Lordi - Screem Writers Guild

Review

Soundcheck März 2023# 19 Galerie mit 26 Bildern: Lordi - The Tour To End All Tours 2023 in Frankfurt

Anderthalb Jahre nach ihrem sieben-CD-Spektakel “Lordiversity“ melden sich LORDI mit einem zu ihrem ureigenen Stil passenden Wortwitz und ihrem neuesten Werk “Screem Writers Guild“ lautstark und lustig zurück.

Movienight mit LORDI

Stand auf dem Album “Killection“ eine fiktive Radiosendung im Zentrum, so sind wir nun mitten in der fiktiven Filmpreisverleihung der “Screem Writers Guild“ gelandet, wobei die verschiedenen Songs quasi die unterschiedlichen Filmtitel darstellen.

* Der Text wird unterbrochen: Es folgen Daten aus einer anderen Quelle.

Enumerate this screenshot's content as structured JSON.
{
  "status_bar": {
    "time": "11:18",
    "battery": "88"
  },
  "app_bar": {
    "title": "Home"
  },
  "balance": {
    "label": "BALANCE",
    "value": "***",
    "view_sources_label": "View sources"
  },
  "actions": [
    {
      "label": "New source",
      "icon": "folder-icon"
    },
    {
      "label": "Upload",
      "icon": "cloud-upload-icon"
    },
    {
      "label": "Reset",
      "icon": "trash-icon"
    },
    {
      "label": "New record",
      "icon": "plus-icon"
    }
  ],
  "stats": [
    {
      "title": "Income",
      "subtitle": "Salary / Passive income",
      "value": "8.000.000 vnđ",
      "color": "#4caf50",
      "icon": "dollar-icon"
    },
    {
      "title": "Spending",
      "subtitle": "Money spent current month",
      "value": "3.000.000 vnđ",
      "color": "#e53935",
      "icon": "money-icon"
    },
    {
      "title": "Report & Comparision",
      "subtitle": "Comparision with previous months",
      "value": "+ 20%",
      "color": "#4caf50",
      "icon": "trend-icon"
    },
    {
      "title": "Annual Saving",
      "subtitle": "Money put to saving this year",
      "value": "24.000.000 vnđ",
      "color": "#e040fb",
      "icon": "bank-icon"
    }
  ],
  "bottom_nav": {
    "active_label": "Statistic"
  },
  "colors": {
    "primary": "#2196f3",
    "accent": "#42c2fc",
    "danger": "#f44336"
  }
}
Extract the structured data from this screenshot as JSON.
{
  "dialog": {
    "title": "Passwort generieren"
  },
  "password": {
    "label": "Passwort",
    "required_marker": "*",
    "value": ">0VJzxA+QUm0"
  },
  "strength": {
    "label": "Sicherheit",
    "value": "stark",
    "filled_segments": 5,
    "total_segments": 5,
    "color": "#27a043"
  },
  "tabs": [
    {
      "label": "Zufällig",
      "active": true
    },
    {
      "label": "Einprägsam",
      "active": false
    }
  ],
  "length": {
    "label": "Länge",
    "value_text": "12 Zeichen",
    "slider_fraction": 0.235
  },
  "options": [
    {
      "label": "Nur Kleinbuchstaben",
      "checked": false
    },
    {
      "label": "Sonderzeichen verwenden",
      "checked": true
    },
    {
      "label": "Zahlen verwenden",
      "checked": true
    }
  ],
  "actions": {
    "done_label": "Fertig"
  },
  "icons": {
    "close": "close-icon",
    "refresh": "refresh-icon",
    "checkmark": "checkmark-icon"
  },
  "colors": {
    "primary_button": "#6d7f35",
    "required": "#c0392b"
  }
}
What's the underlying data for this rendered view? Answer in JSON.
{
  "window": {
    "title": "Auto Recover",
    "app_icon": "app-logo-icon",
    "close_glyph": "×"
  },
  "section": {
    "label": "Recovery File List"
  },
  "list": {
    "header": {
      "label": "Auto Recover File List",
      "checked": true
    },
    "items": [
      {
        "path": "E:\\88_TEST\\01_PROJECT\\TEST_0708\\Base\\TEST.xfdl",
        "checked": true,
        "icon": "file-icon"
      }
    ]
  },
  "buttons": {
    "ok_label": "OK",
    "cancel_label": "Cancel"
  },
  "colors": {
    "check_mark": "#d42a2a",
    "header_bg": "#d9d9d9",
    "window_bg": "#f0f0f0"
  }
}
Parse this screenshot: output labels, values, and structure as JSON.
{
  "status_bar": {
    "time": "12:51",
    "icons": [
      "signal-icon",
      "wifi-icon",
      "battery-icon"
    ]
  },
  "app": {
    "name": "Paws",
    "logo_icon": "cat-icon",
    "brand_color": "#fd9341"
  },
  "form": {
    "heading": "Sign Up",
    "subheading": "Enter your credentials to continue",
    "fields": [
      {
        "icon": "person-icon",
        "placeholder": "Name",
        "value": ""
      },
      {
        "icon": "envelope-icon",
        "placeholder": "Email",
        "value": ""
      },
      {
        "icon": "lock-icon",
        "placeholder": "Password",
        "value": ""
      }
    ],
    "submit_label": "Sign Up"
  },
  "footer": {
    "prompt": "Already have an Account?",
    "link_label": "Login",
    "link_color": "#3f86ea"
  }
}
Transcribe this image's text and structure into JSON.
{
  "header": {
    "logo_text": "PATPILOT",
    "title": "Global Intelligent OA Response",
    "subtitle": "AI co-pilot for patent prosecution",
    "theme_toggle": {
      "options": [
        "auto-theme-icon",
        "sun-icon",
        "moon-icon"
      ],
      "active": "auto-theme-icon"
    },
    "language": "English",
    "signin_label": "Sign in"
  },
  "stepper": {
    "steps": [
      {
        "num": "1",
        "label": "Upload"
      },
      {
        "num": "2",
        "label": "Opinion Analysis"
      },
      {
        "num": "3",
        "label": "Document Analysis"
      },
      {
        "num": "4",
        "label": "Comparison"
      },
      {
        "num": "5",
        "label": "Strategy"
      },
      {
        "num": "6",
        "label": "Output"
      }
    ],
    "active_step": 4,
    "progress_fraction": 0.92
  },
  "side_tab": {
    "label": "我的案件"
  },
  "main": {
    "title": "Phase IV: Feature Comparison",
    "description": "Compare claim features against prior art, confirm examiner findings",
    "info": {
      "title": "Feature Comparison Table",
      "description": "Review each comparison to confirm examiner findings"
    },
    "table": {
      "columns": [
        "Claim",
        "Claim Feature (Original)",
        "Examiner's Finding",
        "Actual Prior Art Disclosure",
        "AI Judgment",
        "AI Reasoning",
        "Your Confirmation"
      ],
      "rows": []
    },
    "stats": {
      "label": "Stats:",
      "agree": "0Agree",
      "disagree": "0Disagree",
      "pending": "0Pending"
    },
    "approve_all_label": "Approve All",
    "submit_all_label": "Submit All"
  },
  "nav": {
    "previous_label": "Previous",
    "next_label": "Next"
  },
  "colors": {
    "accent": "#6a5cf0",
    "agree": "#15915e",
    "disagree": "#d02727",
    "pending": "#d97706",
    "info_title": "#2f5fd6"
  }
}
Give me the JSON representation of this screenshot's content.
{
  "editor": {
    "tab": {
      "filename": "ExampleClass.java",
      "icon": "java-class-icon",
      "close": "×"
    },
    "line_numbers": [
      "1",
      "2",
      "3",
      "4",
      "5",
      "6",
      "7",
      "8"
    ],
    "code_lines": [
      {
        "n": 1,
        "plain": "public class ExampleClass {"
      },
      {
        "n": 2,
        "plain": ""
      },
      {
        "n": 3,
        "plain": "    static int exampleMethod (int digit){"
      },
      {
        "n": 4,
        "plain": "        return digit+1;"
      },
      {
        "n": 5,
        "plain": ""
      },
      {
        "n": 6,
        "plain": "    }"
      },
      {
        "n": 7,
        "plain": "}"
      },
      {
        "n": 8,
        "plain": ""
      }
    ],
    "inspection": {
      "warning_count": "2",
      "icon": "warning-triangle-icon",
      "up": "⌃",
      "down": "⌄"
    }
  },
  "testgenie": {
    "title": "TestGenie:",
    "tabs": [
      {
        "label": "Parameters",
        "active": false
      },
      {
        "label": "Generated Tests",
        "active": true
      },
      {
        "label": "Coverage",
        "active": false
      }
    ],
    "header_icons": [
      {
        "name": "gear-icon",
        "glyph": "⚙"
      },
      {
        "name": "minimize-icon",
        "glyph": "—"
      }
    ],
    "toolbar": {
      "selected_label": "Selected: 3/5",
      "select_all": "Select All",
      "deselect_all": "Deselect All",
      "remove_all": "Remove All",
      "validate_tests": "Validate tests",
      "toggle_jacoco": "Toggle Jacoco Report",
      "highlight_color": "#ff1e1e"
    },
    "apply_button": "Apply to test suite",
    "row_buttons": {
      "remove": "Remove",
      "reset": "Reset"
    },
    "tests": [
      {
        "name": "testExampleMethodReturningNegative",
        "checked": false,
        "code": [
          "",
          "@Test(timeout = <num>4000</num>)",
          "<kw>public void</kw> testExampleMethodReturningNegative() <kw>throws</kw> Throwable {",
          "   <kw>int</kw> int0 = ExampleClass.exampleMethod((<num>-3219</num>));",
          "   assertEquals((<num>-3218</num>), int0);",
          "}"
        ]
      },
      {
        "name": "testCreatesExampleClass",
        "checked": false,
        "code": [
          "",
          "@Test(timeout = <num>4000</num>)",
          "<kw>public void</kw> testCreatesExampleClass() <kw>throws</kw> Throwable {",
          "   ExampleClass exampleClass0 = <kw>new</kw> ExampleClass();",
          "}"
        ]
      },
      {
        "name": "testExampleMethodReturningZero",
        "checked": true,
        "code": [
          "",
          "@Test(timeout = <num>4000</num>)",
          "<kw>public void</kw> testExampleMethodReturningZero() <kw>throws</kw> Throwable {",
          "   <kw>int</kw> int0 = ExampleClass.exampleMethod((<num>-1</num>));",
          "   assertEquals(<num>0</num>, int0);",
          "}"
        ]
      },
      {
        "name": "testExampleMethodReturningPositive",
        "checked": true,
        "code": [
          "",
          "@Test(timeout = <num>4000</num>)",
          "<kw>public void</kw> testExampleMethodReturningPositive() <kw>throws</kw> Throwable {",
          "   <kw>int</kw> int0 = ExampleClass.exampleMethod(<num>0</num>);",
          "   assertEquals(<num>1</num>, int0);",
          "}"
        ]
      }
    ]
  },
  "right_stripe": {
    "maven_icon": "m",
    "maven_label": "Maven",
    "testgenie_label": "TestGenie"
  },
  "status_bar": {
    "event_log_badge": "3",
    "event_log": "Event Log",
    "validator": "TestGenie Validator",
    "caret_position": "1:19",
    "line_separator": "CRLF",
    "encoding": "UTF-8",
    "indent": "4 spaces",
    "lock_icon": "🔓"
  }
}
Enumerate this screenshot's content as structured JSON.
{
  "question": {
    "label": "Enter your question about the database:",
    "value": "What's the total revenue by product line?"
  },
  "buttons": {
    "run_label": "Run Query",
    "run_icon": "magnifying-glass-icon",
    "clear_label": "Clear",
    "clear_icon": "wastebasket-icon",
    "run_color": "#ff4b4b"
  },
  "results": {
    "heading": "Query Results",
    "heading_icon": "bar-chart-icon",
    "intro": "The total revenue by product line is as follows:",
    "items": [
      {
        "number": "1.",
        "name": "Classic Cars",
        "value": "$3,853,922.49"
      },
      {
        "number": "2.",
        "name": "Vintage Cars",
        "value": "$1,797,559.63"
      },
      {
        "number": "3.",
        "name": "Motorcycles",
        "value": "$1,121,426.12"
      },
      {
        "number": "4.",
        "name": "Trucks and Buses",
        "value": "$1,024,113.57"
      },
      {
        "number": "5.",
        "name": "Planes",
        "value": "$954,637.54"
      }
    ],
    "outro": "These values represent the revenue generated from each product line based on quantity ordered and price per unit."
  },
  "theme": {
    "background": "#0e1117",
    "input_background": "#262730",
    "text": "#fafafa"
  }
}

Gastgeber der Veranstaltung ist der charismatische “Nosferuiz“ – Ähnlichkeiten mit lebenden, toten oder untoten Personen sicher rein zufällig – der gleich nach dem Opener “Dead Again Jayne“ seinen gruseligen Auftritt hat und zur “Unliving Picture Show“ überleitet. Beide Songs gehen sofort richtig ins Blut und haben den typischen LORDI-Ohrwurmcharakter.

Von dort geht es für den fiktiven Zuschauer an verschiedene Schauplätze der Horrorfilmgeschichte. So gibt es einen Besuch beim “Thing In The Cage“, passend mit gutturalem Gesangspart am Anfang, der ein bisschen an ein australisches Didgeridoo erinnert. Danach geht es auf einen Abstecher zum “Vampyro Fang Club“ und das Versprechen der ewigen Jugend, und anschließend auf einen Dschungeltrip über die “Lycanthropical Island“ bevor es “In The Castle Of Dracoolove“ heiß her geht. Zwischendurch hat Frankensteins Monster einen Überraschungsauftritt und legt in einer romantischen Ballade an “The Bride“ sein Herz offen – für Abwechslung ist also bestens gesorgt.

Doch wer “Screem Writers Guild“ nur für das typische LORDI Unterhaltungs-Spektakel hält, wird spätestens bei “End Credits“ noch einmal aufhorchen und nachdenklich werden. In diesem Song legt uns MR. LORDI höchstpersönlich seine Seele bloß und singt in seinem persönlichsten Song , den er nach eigener Aussage für seine eigene Beerdigung geschrieben hat, über seine Lebensgeschichte.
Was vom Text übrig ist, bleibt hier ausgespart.